DOMINO EFFECT: After Flynn’s Fall, Democrats Deliver BAD News For Trump
The pieces that helped Donald Trump win the 2016 elections are starting to fall and a domino effect could bring Trump down in the end.
After the resignation of Trump’s national security adviser, Mike Flynn, Democrats are now demanding Jason Chaffetz, the top congressional watchdog in the House, to dig into allegations around President Donald Trump’s role in the collusion with Russia ― or step aside.
Benghazi and Hillary Clinton’s email were worth numerous hearings, subpoenas and probes. But possible collusion between the president and Russia? Crickets.
Flynn resigned over his reported contacts with Russians, and discussions with the Russian ambassador about sanctions levied by the Obama administration that he allegedly had before Trump’s inauguration. Flynn at first denied the talks, then said it was only one conversation, then said he could not remember what he talked about.
Democrats have repeatedly called on Congress to launch probes into Russia’s attempts to influence the 2016 election against Hillary Clinton, with limited success. Democrats on the House Committee on Oversight and Government Reform, chaired by Rep. Jason Chaffetz (R-Utah), had already asked Chaffetz to seek various documents from the FBI, National Security Council and Department of Defense regarding the investigation.
Chaffetz has declined to do so, prompting Democrats to express greater alarm.
“Today, all Democratic Members of the Committee write to you jointly to request that you either reconsider your decision and initiate this investigation, or step aside and allow the Committee to vote on conducting basic oversight going forward,” the Democrats wrote in a letter to Chaffetz.
Chaffetz’ office did not immediately respond to a request for comment.

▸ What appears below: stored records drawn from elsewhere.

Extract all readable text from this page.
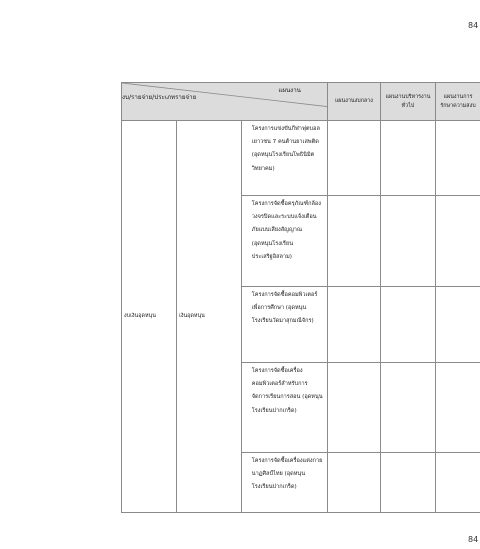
84
แผนงาน
งบ/รายจ่าย/ประเภทรายจ่าย			แผนงานงบกลาง	แผนงานบริหารงานทั่วไป	แผนงานการรักษาความสงบ

งบเงินอุดหนุน	เงินอุดหนุน	โครงการแข่งขันกีฬาฟุตบอลเยาวชน 7 คนต้านยาเสพติด (อุดหนุนโรงเรียนโพธินิมิตวิทยาคม)			

		โครงการจัดซื้อครุภัณฑ์กล้องวงจรปิดและระบบแจ้งเตือนภัยแบบเสียงสัญญาณ (อุดหนุนโรงเรียนประเสริฐอิสลาม)			

		โครงการจัดซื้อคอมพิวเตอร์เพื่อการศึกษา (อุดหนุนโรงเรียนวัดมาสุกมณีจักร)			

		โครงการจัดซื้อเครื่องคอมพิวเตอร์สำหรับการจัดการเรียนการสอน (อุดหนุนโรงเรียนปากเกร็ด)			

		โครงการจัดซื้อเครื่องแต่งกายนาฏศิลป์ไทย (อุดหนุนโรงเรียนปากเกร็ด)			

84
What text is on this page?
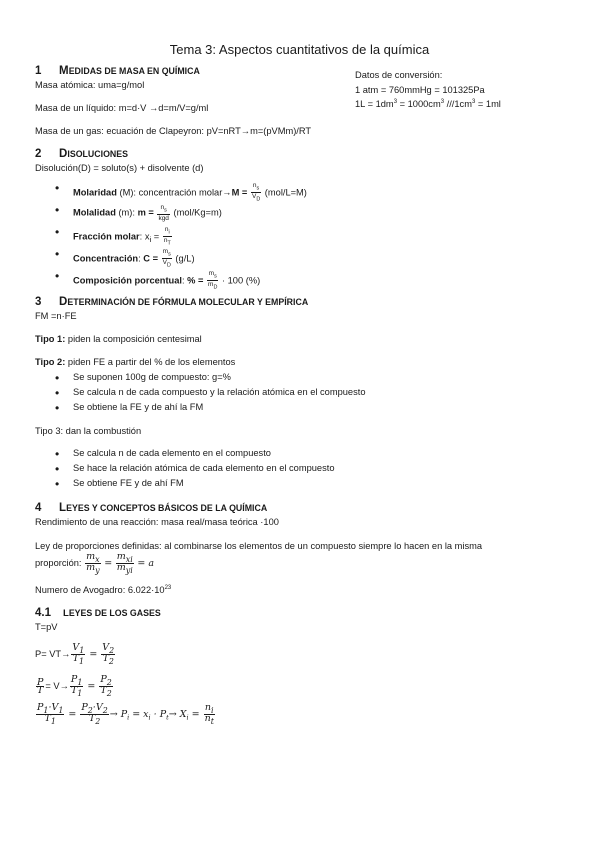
Tema 3: Aspectos cuantitativos de la química
1 MEDIDAS DE MASA EN QUÍMICA	Datos de conversión:
1 atm = 760mmHg = 101325Pa
$1L = 1dm^3 = 1000cm^3$ $///1cm^3 = 1ml$
Masa atómica: uma=g/mol
Masa de un líquido: m=d·V →d=m/V=g/ml
Masa de un gas: ecuación de Clapeyron: pV=nRT→m=(pVMm)/RT
2 DISOLUCIONES
Disolución(D) = soluto(s) + disolvente (d)
• Molaridad (M): concentración molar→M = $\frac{n_s}{V_D} (mol/L=M)$
• Molalidad (m): $m = \frac{n_s}{\text{kgd}} (mol/Kg=m)$
• Fracción molar: $x_i = \frac{n_i}{n_T}$
• Concentración: $C = \frac{m_s}{V_D} (g/L)$
• Composición porcentual: % = $\frac{m_s}{m_D} \cdot 100$ (%)
3 DETERMINACIÓN DE FÓRMULA MOLECULAR Y EMPÍRICA
FM =n·FE
Tipo 1: piden la composición centesimal
Tipo 2: piden FE a partir del % de los elementos
• Se suponen 100g de compuesto: g=%
• Se calcula n de cada compuesto y la relación atómica en el compuesto
• Se obtiene la FE y de ahí la FM
Tipo 3: dan la combustión
• Se calcula n de cada elemento en el compuesto
• Se hace la relación atómica de cada elemento en el compuesto
• Se obtiene FE y de ahí FM
4 LEYES Y CONCEPTOS BÁSICOS DE LA QUÍMICA
Rendimiento de una reacción: masa real/masa teórica ·100
Ley de proporciones definidas: al combinarse los elementos de un compuesto siempre lo hacen en la misma
proporción: $\frac{m_x}{m_y} = \frac{m_{xi}}{m_{yi}} = a$
Numero de Avogadro: $6.022\cdot 10^{23}$
4.1 LEYES DE LOS GASES
T=pV
$P= VT\to \frac{V_1}{T_1} = \frac{V_2}{T_2}$
$\frac{P}{T} = V\to \frac{P_1}{T_1} = \frac{P_2}{T_2}$
$\frac{P_1\cdot V_1}{T_1} = \frac{P_2\cdot V_2}{T_2} \to P_i = x_i \cdot P_t\to X_i = \frac{n_i}{n_t}$
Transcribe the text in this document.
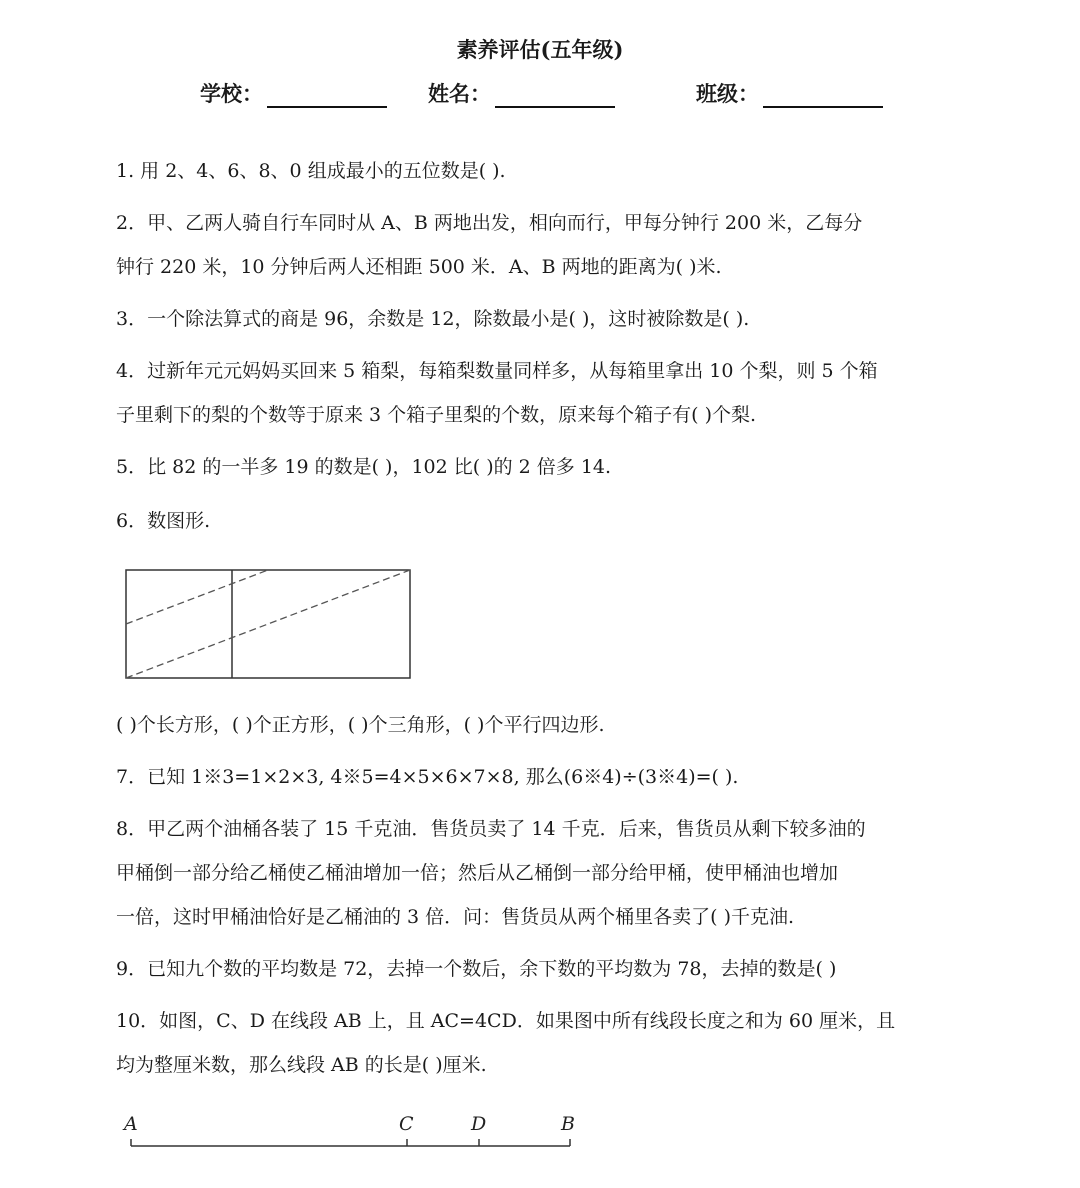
素养评估(五年级)
学校：	姓名：	班级：
1. 用 2、4、6、8、0 组成最小的五位数是( ).
2．甲、乙两人骑自行车同时从 A、B 两地出发，相向而行，甲每分钟行 200 米，乙每分
钟行 220 米，10 分钟后两人还相距 500 米．A、B 两地的距离为( )米.
3．一个除法算式的商是 96，余数是 12，除数最小是( )，这时被除数是( ).
4．过新年元元妈妈买回来 5 箱梨，每箱梨数量同样多，从每箱里拿出 10 个梨，则 5 个箱
子里剩下的梨的个数等于原来 3 个箱子里梨的个数，原来每个箱子有( )个梨.
5．比 82 的一半多 19 的数是( )，102 比( )的 2 倍多 14.
6．数图形.
( )个长方形，( )个正方形，( )个三角形，( )个平行四边形.
7．已知 1※3=1×2×3, 4※5=4×5×6×7×8, 那么(6※4)÷(3※4)=( ).
8．甲乙两个油桶各装了 15 千克油．售货员卖了 14 千克．后来，售货员从剩下较多油的
甲桶倒一部分给乙桶使乙桶油增加一倍；然后从乙桶倒一部分给甲桶，使甲桶油也增加
一倍，这时甲桶油恰好是乙桶油的 3 倍．问：售货员从两个桶里各卖了( )千克油.
9．已知九个数的平均数是 72，去掉一个数后，余下数的平均数为 78，去掉的数是( )
10．如图，C、D 在线段 AB 上，且 AC=4CD．如果图中所有线段长度之和为 60 厘米，且
均为整厘米数，那么线段 AB 的长是( )厘米.
A	C	D	B
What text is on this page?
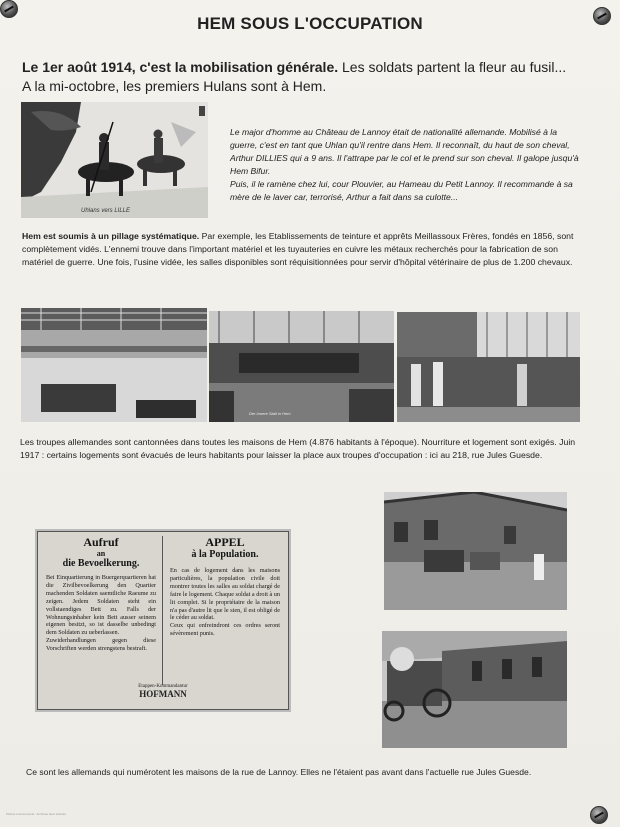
HEM SOUS L'OCCUPATION
Le 1er août 1914, c'est la mobilisation générale. Les soldats partent la fleur au fusil...
A la mi-octobre, les premiers Hulans sont à Hem.
Uhlans vers LILLE
Le major d'homme au Château de Lannoy était de nationalité allemande. Mobilisé à la guerre, c'est en tant que Uhlan qu'il rentre dans Hem. Il reconnaît, du haut de son cheval, Arthur DILLIES qui a 9 ans. Il l'attrape par le col et le prend sur son cheval. Il galope jusqu'à Hem Bifur.
Puis, il le ramène chez lui, cour Plouvier, au Hameau du Petit Lannoy. Il recommande à sa mère de le laver car, terrorisé, Arthur a fait dans sa culotte...
Hem est soumis à un pillage systématique. Par exemple, les Etablissements de teinture et apprêts Meillassoux Frères, fondés en 1856, sont complètement vidés. L'ennemi trouve dans l'important matériel et les tuyauteries en cuivre les métaux recherchés pour la fabrication de son matériel de guerre. Une fois, l'usine vidée, les salles disponibles sont réquisitionnées pour servir d'hôpital vétérinaire de plus de 1.200 chevaux.
Der Innere Stall in Hem
Les troupes allemandes sont cantonnées dans toutes les maisons de Hem (4.876 habitants à l'époque). Nourriture et logement sont exigés. Juin 1917 : certains logements sont évacués de leurs habitants pour laisser la place aux troupes d'occupation : ici au 218, rue Jules Guesde.
Aufruf
an
die Bevoelkerung.
Bei Einquartierung in Buergerquartieren hat die Zivilbevoelkerung den Quartier machenden Soldaten saemtliche Raeume zu zeigen. Jedem Soldaten steht ein vollstaendiges Bett zu. Falls der Wohnungsinhaber kein Bett ausser seinem eigenen besitzt, so ist dasselbe unbedingt dem Soldaten zu ueberlassen.
Zuwiderhandlungen gegen diese Vorschriften werden strengstens bestraft.
APPEL
à la Population.
En cas de logement dans les maisons particulières, la population civile doit montrer toutes les salles au soldat chargé de faire le logement. Chaque soldat a droit à un lit complet. Si le propriétaire de la maison n'a pas d'autre lit que le sien, il est obligé de le céder au soldat.
Ceux qui enfreindront ces ordres seront sévèrement punis.
Etappen-Kommandantur
HOFMANN
Ce sont les allemands qui numérotent les maisons de la rue de Lannoy. Elles ne l'étaient pas avant dans l'actuelle rue Jules Guesde.
Photos et documents : Archives Hem Histoire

Democrats find the reluctance of Chaffetz to investigate the Trump administration especially frustrating after Republicans focused so doggedly on Clinton’s role in Benghazi and her ill-considered private email system.
“It is difficult to imagine a more serious list of allegations for our Committee to investigate,” the letter said. “They demand a robust, immediate, and bipartisan investigation rather than partisan stonewalling and the transparent excuses for inaction. If you are not willing to take action, then we ask that you allow us to do our job by scheduling a vote on proposals from other Members of the Committee.”
As Political Dig reported:
After a CIA report confirmed that Russia interfered with the 2016 presidential elections, a tsunami of evidence surfaced online showing that Donald Trump was openly communicating with the Kremlin the entire time, using the press to send not so veiled messages to Vladimir Putin. The video below is an extraordinary example.
During a press conference, Trump called Russia to commit a cybercrime against Hillary Clinton and promising that Russia would be “rewarded mightily.”
“Russia, if you’re listening, I hope you’re able to find the 30,000 emails that are missing,” Trump said at a press conference in Doral, Florida, Wednesday morning after the second night of the Democratic convention. “I think you will probably be rewarded mightily by our press. Let’s see if that happens.”
Despite growing concerns from the Intelligence community, Trump refused to call on Russian President Vladimir Putin to stay out of the American elections and instead reasserted his desire to draw closer to the autocratic Russian leader.
Here’s a timeline of Trump’s comments that suggests his connection to the Russian dictator started years before the election:
October 2007: Trump said Putin’s doing a great job
“Look at Putin – what he’s doing with Russia – I mean, you know, what’s going on over there. I mean this guy has done – whether you like him or don’t like him – he’s doing a great job in rebuilding the image of Russia and also rebuilding Russia period,” Trump told Larry King on CNN.
December 2011: Trump praised Putin’s “intelligence” and “no-nonsense way.”
“Putin has big plans for Russia. He wants to edge out its neighbors so that Russia can dominate oil supplies to all of Europe,” Trump said. “I respect Putin and Russians but cannot believe our leader (Obama) allows them to get away with so much…Hats off to the Russians.”
June 2013: Trump wonders if Putin will be his “new best friend”
“Will he become my new best friend?” Trump asked of Putin in a tweet wondering whether Putin would attend the 2013 Miss Universe pageant Trump brought to Moscow.
October 2013: Trump says Putin is outsmarting the US
“I think he’s done really a great job of outsmarting our country,” Trump told Larry King after Putin successfully dissuaded the US from striking Syria by arranging with the US for the removal of Syria’s chemical weapons.
Oct. 11, 2015: Trump says he and Putin had good ratings together.
Asked on CBS’ “Face the Nation” about similarities between him and Putin, Trump pointed to their appearance on same edition of “60 Minutes.”
And this is just the tip of the iceberg.